A forma como a comitiva sportinguista foi recebida nos Açores, no passado fim de semana, extravasa em muito o campo do futebol e está para além da paixão clubística. De facto, num Estado de Direito é inadmissível que a receção aos jogadores, equipa técnica e dirigentes tivesse acontecido ao som de gritos de “Alcochete sempre!”.

Sendo certo que o desporto alimenta paixões e que qualquer jogo consegue abafar a racionalidade mesmo daqueles que pautam a sua vida pela chamada normalidade, não é menos verdade que este episódio terá de ser analisado a outro nível. A complexidade assim o exige até porque a situação é tanto mais grave quando está a decorrer o julgamento dos presumíveis implicados ou envolvidos nas bárbaras agressões daquele que, do ponto de vista sociológico, constituiu o dia mais negro do desporto em Portugal.

De facto, é impossível não ver nesta receção um claro desafio às instituições e não apenas do clube de que os membros das claques se dizem adeptos. Um desafio que pouco ou nada tem a ver com aquilo que se passa no retângulo de jogo. Em Alcochete a bola não bateu na barra. A primeira foi substituída por matracas, tacos de basebol e outros objetos contundentes. A segunda deu lugar ao corpo, com especial preferência pela cabeça e rosto, dos jogadores e da equipa técnica.

Se a gravidade do nefasto acontecimento não pode ser omitida, a situação ganha contornos ainda mais críticos quando alguém se julga no direito de apregoar publicamente a violência cometida como se de um feito se tratasse. O desafio ao sistema democrático foi longe demais. A liberdade sem responsabilidade torna-se libertinagem.

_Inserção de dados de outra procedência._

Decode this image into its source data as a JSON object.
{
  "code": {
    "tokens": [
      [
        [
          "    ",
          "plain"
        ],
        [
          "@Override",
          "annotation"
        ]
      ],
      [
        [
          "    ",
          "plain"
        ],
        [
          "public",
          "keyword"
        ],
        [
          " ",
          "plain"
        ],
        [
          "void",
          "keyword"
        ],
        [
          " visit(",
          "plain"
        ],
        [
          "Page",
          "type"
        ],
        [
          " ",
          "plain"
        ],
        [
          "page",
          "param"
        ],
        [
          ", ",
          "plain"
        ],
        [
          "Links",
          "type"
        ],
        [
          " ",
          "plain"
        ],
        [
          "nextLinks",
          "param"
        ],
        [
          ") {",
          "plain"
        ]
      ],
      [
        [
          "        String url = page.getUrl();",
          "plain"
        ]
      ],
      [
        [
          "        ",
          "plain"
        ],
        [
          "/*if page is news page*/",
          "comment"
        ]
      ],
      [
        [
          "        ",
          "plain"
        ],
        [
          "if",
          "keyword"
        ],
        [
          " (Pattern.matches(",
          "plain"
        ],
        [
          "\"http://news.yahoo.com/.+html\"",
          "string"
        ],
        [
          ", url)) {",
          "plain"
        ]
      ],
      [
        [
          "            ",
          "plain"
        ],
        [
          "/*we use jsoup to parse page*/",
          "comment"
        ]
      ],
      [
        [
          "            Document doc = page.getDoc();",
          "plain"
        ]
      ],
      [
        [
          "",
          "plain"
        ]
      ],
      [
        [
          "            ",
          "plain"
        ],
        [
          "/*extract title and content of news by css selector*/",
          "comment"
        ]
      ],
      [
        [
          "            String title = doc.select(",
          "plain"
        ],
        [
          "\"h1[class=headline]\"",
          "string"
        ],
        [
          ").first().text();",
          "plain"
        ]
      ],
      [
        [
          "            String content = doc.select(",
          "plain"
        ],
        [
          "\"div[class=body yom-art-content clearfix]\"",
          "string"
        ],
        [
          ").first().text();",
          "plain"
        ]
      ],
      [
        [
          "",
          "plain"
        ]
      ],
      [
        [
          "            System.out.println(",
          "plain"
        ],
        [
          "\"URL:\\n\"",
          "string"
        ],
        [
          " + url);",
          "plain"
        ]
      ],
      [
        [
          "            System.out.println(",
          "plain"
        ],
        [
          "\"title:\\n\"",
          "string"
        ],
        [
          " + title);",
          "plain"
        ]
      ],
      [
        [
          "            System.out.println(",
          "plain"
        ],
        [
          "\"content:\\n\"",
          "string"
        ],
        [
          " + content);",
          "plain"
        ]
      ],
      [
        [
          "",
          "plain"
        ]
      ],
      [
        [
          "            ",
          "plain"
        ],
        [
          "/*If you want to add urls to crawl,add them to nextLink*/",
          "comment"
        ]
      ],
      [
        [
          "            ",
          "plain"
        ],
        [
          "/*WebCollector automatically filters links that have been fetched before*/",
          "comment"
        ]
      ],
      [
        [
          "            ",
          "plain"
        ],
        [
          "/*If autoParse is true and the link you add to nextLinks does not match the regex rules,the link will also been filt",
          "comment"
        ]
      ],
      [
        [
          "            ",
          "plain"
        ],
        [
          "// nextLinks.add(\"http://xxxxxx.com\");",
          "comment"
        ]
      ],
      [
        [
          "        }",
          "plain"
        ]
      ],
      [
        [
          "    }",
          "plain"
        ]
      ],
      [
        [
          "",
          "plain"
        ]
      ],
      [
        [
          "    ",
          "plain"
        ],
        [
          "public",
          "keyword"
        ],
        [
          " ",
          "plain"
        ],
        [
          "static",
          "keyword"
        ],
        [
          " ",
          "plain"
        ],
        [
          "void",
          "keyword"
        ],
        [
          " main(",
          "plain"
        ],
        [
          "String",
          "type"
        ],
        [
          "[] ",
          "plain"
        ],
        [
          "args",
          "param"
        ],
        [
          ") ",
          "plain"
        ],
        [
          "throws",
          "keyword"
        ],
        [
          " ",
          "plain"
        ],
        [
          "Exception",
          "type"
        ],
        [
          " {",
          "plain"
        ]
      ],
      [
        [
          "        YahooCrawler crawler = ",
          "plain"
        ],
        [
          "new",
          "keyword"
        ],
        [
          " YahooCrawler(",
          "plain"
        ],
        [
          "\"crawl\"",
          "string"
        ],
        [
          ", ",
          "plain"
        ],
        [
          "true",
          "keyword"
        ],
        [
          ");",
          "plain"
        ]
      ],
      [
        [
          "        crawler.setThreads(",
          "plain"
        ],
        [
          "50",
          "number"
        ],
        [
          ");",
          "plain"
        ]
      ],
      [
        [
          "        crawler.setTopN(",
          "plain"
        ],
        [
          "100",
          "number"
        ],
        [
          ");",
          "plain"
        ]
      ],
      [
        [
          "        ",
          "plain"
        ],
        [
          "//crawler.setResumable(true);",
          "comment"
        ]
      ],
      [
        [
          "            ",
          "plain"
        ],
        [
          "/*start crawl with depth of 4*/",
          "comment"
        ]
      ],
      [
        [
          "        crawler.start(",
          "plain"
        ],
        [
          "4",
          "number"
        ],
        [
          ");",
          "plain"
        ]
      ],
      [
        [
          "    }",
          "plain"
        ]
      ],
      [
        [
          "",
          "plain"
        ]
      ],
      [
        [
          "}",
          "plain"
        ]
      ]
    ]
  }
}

Em Alcochete, os invasores não tiveram em conta que, a exemplo do que se passa na política, os mandatos dos órgãos dirigentes não são imperativos. Cegaram e como tal não conseguiram ver que os contratos dos jogadores e dos treinadores não estabelecem o dever de ganhar. Estipulam, tal como o lema do clube em causa, que defendam as suas cores com esforço, dedicação, devoção e glória, sendo que esta não é apanágio exclusivo das vitórias. No desporto há que aprender a conviver com os resultados.

Os episódios de Alcochete e dos Açores encarregaram-se de mostrar a premência de uma discussão profunda sobre o papel das claques como grupos organizados. O artigo 46.º da Constituição Portuguesa garante a liberdade de associação. Porém, exige que as associações “não se destinem a promover a violência e os respetivos fins não sejam contrários à lei penal”.

Assim sendo, há que atuar a dois níveis. Em primeiro lugar, aquando da legalização das claques. Os estatutos não podem ser omissos quanto aos objetivos e âmbito das atividades e os responsáveis terão de merecer essa designação. Depois, há que controlar as suas ações, tal como se passa na vida de qualquer organização.

Os murmúrios que vão chegando a público não dão a garantia de que esse tenha vindo a ser o comportamento habitual. Algo que exige clarificação. As claques, tal como os clubes, não estão acima da lei. Não se podem confundir com a multidão que permanece plural e múltipla e, por isso, recusa a obediência e assume uma postura desafiante e descontrolada.

Assim como o nome Sporting Clube de Portugal explicita que a agremiação não se limita a Alvalade, também o que aconteceu em Alcochete e em Ponta Delgada não pode ser circunscrito a um clube de futebol. O fenómeno é mais abrangente e exige reflexão coletiva para encontrar o tratamento adequado. Ignorar essa realidade é criar um campo fértil para que a violência gratuita germine e não poupe ninguém.